Tuesday, October 19, 2010

Rick Astley, DIY, and relationships...

Shout out to my friend Kevin for Rick Astley being stuck in my head for a week. It's a corny song by a one (or maybe two) hit wonder...but some of the lyrics are thought provoking. We'll get back to that.

I am building a shelving unit. From scratch, with no design sheet. I saw it in Crate and Barrel magazine and said, "PSSSHTTT. I can MAKE that."

Uh huh.

I have put together my share of build-it-yourself furniture from a box. And I helped my uncle make my entertainment center last year. Clearly, those activities qualify me to start with a sheet of birch wood and make a bookcase.

Uh huh.

The first challenge is my lack of appropriate tools. The circular saw with an 18 tooth blade wasn't effective, nor was the SawzAll. The jigsaw would have worked, except for challenge #2 - lack of appropriate workspace. It is hard to cut small pieces on a straight line while balancing the wood on the edge of a sawhorse. In the driveway. While it is sprinkling on the electric tools.

Having pushed through those obstacles, I started construction yesterday. Again, the unsuitable workspace problem arose. How does one attach shelves to a board without a large table or workbench, without clamps, with only two hands? I started in the garage, then moved to the basement where there is a chest freezer. Right now the unit is on the basement floor. All the shelves are attached but the whole thing is very crooked. It turns out not all the pieces are exactly the right length. Who knew 1/4 inch could make such a difference? ? After this break , where I vent to you, I will go back with the tape measure and level, and the revision process will start.

I could take it apart and put the pieces in the scrap wood pile.

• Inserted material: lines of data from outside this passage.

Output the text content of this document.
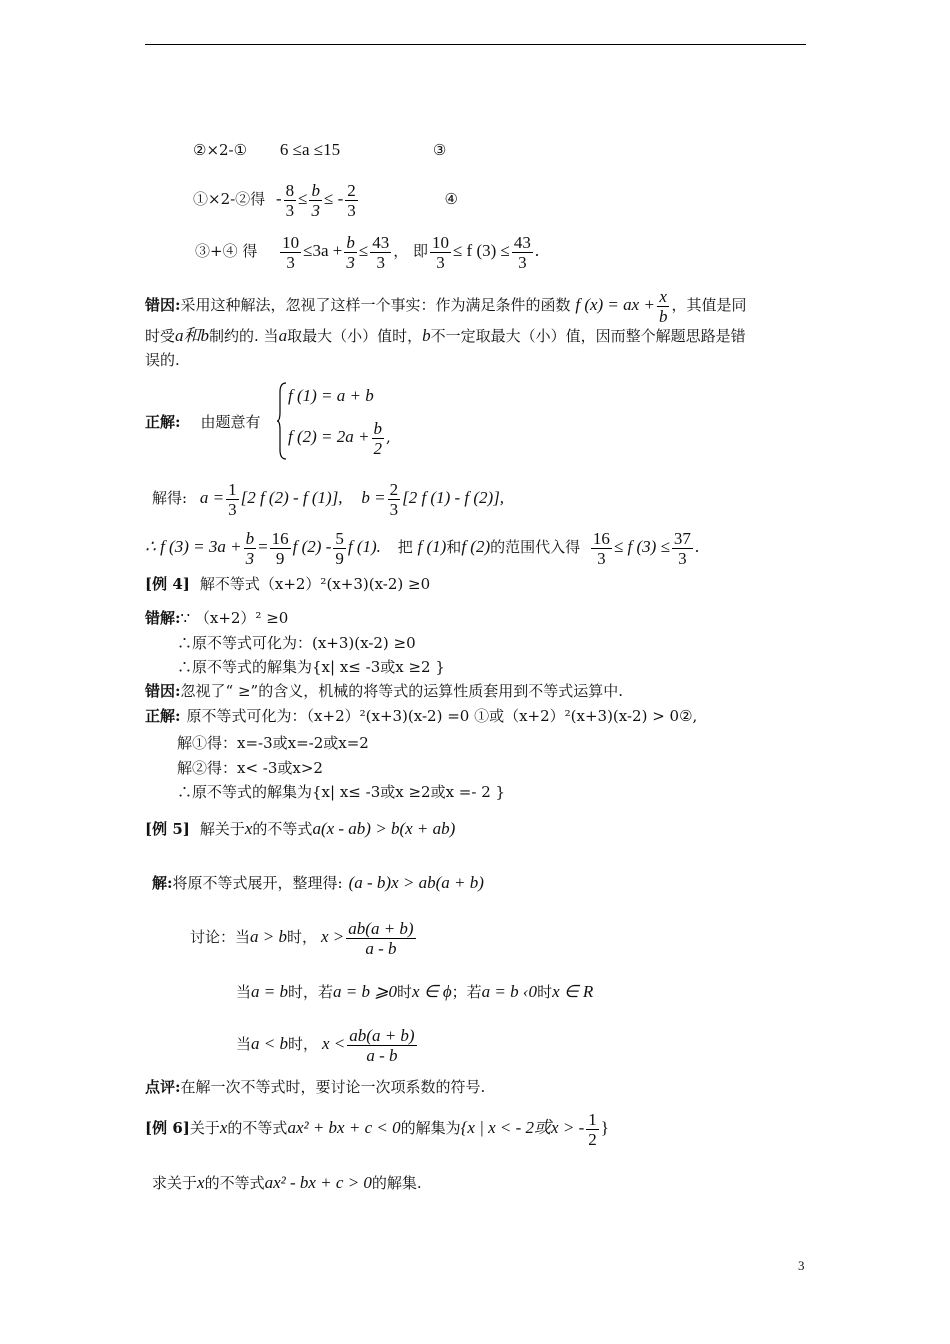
②×2-① 6 ≤a ≤15	③
①×2-②得 - $\frac{8}{3} \le \frac{b}{3}$ ≤ - $\frac{2}{3}$	④
③+④ 得 $\frac{10}{3} \le 3a + \frac{b}{3} \le \frac{43}{3}$ ， 即 $\frac{10}{3} \le f$ $(3) \le \frac{43}{3}$ .
错因:采用这种解法，忽视了这样一个事实：作为满足条件的函数 f (x) = ax + $\frac{x}{b}$ ，其值是同
时受a和b制约的. 当a取最大（小）值时，b不一定取最大（小）值，因而整个解题思路是错
误的.
正解: 由题意有
f (1) = a + b
f $(2) = 2a + \frac{b}{2}$ ,
解得: $a = \frac{1}{3} [2$ f (2) - f (1)], $b = \frac{2}{3} [2$ f (1) - f (2)],
∴ f $(3) = 3a + \frac{b}{3} = \frac{16}{9}$ f $(2) - \frac{5}{9}$ f (1). 把 f (1)和f (2)的范围代入得 $\frac{16}{3} \le f$ $(3) \le \frac{37}{3}$ .
[例 4] 解不等式（x+2）²(x+3)(x-2) ≥0
错解:∵ （x+2）² ≥0
∴原不等式可化为：(x+3)(x-2) ≥0
∴原不等式的解集为{x| x≤ -3或x ≥2 }
错因:忽视了“ ≥”的含义，机械的将等式的运算性质套用到不等式运算中.
正解: 原不等式可化为：（x+2）²(x+3)(x-2) =0 ①或（x+2）²(x+3)(x-2) > 0②,
解①得：x=-3或x=-2或x=2
解②得：x< -3或x>2
∴原不等式的解集为{x| x≤ -3或x ≥2或x =- 2 }
[例 5] 解关于x的不等式a(x - ab) > b(x + ab)
解:将原不等式展开，整理得: (a - b)x > ab(a + b)
讨论：当a > b时， $x > \frac{ab(a + b)}{a - b}$
当a = b时，若a = b ⩾0时x ∈ ϕ；若a = b ‹0时x ∈ R
当a < b时， $x < \frac{ab(a + b)}{a - b}$
点评:在解一次不等式时，要讨论一次项系数的符号.
[例 6]关于x的不等式ax² + bx + c < 0的解集为{x | x < - 2或x > - $\frac{1}{2}$ }
求关于x的不等式ax² - bx + c > 0的解集.
3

Just give up and try to find an easier solution. Maybe overextend my budget and order from Crate and Barrel. Or go a local store and find something which I may or may not like but which will be "good enough."

It's a choice we face pretty often, isn't it? We start something - a job, a bookcase, a new business, a friendship, a diet, a marriage - and we have so much enthusiasm.

Never gonna give you up, never gonna let you down...

Some time goes by and the initial enthusiasm wanes. We face situations for which we don't have the proper tools. Maybe we don't even recognize that insufficiency, and wouldn't begin to know how to fix it if we did. Where would we possibly get different tools?

Or the workspace is inadequate. We need a better job, a bigger house, a faster-working diet, a spouse or friend who knows more/has more/listens better/acquiesces more readily.

I just wanna tell you how I'm feeling...Gotta make you understand...

That's the problem, isn't it? I want to tell you how I'm feeling. I want you to understand me. I don't want the expense of new tools, don't want to bother with revisions. If we have a problem, you need to fix it. If this boss doesn't treat me right, I will keep finding new jobs until I am happy. If this diet doesn't work, I will keep buying new books, subscribing to new services, acquiring new equipment until I find a diet that requires no lifestyle change and no effort.

Does this sound like anyone you know? Look in your garage, basement, closet, heart. The evidence of broken commitments is in all these places. You remember - the project/equipment/idea/person that started out as the "greatest" and became an annoyance because the details were more complicated than expected and you simply couldn't be bothered.

What we fail to recognize is the toll that kind of behavior takes on us. Sure, I could go out today and buy a bookcase. But I would know that I gave up as soon as the build-my-own project hit a snag. I would remember that for a long time.

Never gonna run around and desert you...never gonna make you cry, never gonna say goodbye...

We fail to recognize that every time we give up on someone, every time we break a commitment to marriage or friendship, every time we block someone from our life, we leave a mark on our own heart.

It is a difficult paradox to navigate. We live in a throw-away society. And yet, we are created to be pack animals, to help each other, to love each other. So while some of us believe it is easier to throw away and start again, in all areas of life, that is a fallacy. Only hard work yields a treasure. "Good enough" never really is.

Think about it.

Back to the basement I go. There will be a follow-up report!

A full commitment's what I'm thinking of....

Tee hee...you know you will be singing it for days!